Im Süden Ägyptens liegt die kleine Stadt Marsa Alam die ungefähr 2000 Menschen eine Heimat bietet und für Touristen noch so etwas wie ein echter Geheimtipp sein könnte. Zwar wurde mit der Eröffnung des Flughafens im Jahre 2001 viel für den Tourismus getan, dennoch ist gerade die einheimische Bevölkerung noch nicht völlig von den Urlaubern abhängig. Das wiederum gibt Urlaubern die Möglichkeit, ein ursprüngliches und echtes Leben der Menschen vor Ort kennenzulernen und so ein Stück vom ägyptischen Lebensgefühl mitzunehmen.

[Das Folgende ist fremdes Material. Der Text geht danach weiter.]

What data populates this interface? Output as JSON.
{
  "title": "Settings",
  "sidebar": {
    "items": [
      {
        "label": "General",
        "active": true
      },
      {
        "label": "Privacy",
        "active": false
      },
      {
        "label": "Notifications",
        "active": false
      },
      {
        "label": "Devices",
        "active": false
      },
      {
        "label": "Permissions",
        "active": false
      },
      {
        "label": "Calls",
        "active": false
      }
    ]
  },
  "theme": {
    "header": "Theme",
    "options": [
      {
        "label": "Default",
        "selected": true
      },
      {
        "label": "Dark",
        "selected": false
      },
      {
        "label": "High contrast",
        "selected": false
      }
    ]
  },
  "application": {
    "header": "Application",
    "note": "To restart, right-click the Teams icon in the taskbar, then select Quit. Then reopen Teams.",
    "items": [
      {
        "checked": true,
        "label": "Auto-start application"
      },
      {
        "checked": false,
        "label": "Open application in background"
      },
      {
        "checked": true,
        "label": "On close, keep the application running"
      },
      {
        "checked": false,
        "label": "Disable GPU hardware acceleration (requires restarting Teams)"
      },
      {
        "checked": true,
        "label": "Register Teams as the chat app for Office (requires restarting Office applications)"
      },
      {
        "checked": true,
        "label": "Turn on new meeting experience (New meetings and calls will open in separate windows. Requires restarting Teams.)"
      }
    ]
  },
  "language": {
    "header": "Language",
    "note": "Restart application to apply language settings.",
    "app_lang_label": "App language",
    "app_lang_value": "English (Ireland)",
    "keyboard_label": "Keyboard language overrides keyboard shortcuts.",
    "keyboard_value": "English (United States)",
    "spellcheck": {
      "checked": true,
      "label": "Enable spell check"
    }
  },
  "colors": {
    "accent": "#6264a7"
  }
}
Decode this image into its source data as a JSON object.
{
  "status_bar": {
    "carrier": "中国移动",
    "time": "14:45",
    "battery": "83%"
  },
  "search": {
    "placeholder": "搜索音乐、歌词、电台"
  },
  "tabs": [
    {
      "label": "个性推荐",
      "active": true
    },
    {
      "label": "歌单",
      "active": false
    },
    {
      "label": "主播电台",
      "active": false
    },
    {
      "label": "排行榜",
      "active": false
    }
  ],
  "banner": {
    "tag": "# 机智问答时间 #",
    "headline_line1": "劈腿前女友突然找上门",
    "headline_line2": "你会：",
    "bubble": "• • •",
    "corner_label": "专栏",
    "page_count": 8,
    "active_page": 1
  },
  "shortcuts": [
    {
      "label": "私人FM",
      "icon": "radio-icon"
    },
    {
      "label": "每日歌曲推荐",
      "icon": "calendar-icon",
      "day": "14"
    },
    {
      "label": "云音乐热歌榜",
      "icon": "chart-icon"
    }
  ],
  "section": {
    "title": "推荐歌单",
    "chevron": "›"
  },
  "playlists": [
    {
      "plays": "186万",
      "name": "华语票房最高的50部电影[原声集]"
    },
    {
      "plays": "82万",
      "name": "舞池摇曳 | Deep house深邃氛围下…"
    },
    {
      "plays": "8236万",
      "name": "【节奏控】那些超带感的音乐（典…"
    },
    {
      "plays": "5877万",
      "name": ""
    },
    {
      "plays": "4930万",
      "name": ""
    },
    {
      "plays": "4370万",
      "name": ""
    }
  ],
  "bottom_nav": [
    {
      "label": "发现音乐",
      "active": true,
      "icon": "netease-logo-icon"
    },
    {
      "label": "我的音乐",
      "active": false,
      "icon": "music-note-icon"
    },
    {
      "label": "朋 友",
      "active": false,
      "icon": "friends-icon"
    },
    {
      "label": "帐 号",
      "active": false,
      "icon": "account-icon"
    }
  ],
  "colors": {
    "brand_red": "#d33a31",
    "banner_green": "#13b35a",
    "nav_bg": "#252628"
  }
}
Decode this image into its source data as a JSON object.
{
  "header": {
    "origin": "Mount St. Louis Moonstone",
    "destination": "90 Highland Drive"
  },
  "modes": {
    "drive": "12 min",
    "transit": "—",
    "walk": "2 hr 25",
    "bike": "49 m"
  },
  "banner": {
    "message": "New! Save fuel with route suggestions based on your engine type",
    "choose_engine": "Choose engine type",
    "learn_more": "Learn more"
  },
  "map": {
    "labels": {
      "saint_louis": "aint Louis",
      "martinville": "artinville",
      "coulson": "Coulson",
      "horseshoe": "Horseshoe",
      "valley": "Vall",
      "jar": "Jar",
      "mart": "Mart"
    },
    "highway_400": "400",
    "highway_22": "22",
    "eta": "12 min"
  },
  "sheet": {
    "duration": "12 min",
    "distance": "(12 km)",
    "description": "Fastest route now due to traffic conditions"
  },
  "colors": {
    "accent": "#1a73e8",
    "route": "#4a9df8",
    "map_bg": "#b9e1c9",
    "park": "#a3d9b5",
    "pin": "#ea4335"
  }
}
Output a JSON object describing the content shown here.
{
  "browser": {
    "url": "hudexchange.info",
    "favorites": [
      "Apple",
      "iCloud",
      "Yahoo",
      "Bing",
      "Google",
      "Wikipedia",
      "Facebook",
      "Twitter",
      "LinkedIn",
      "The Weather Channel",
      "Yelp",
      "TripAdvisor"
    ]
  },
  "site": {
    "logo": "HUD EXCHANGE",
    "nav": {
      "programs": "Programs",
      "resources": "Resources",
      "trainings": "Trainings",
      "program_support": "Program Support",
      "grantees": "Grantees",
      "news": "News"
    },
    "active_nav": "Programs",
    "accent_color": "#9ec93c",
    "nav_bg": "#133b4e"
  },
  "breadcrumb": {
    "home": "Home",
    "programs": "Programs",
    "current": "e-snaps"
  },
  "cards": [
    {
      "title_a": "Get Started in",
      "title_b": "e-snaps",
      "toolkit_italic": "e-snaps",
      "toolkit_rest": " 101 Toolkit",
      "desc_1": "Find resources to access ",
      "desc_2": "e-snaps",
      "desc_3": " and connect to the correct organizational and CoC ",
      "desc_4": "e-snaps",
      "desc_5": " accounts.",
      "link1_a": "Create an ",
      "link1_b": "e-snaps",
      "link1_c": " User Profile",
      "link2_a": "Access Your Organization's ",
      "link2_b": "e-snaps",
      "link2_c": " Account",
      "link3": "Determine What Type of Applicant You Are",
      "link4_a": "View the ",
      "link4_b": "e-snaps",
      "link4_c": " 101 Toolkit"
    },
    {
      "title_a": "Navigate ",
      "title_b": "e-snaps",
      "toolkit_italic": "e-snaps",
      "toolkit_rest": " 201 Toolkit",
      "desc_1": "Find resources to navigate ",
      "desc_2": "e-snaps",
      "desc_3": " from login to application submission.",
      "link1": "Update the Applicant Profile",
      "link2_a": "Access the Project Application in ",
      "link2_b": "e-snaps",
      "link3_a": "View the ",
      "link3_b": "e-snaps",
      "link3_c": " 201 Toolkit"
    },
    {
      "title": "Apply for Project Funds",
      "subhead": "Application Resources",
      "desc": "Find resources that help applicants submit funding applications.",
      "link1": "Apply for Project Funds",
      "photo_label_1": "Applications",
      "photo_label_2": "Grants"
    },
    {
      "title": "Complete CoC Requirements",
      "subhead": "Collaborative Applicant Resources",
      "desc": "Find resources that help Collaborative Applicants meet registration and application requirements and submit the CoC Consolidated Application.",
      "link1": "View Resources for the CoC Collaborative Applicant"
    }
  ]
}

In Marsa Alam, wie in fast allen Küstenregionen des Roten Meeres, lässt es sich wunderbar tauchen in beinahe unberührten Riffen von bis zu 100 Quadratmetern. Auch Meeresschildkröten und manchmal sogar Delfine lassen sich hier beobachten. Gerade das sogenannte Dolphin House kann mit den schlauen Meeresbewohnern punkten, lässt aber zur Schonung der Natur nur eine begrenzte Zahl an Besuchern zu.

Im Umland der Kleinstadt befinden sich zudem der Wadi-al-Gamal-Nationalpark und der erst seit kurzem für Touristen freigegebene Gebel-Elba-Nationalpark. Die beeindruckenden Wüstengebiete sind in jedem Fall einen Besuch wert.

Marsa Alam wird nicht nur das Dorf genannt, sondern auch der gesamte 70 Kilometer lange Küstenbereich am Roten Meer. Die zahlreichen Strände laden neben dem Wassersport auch schlicht zum Erholen und Genießen ein.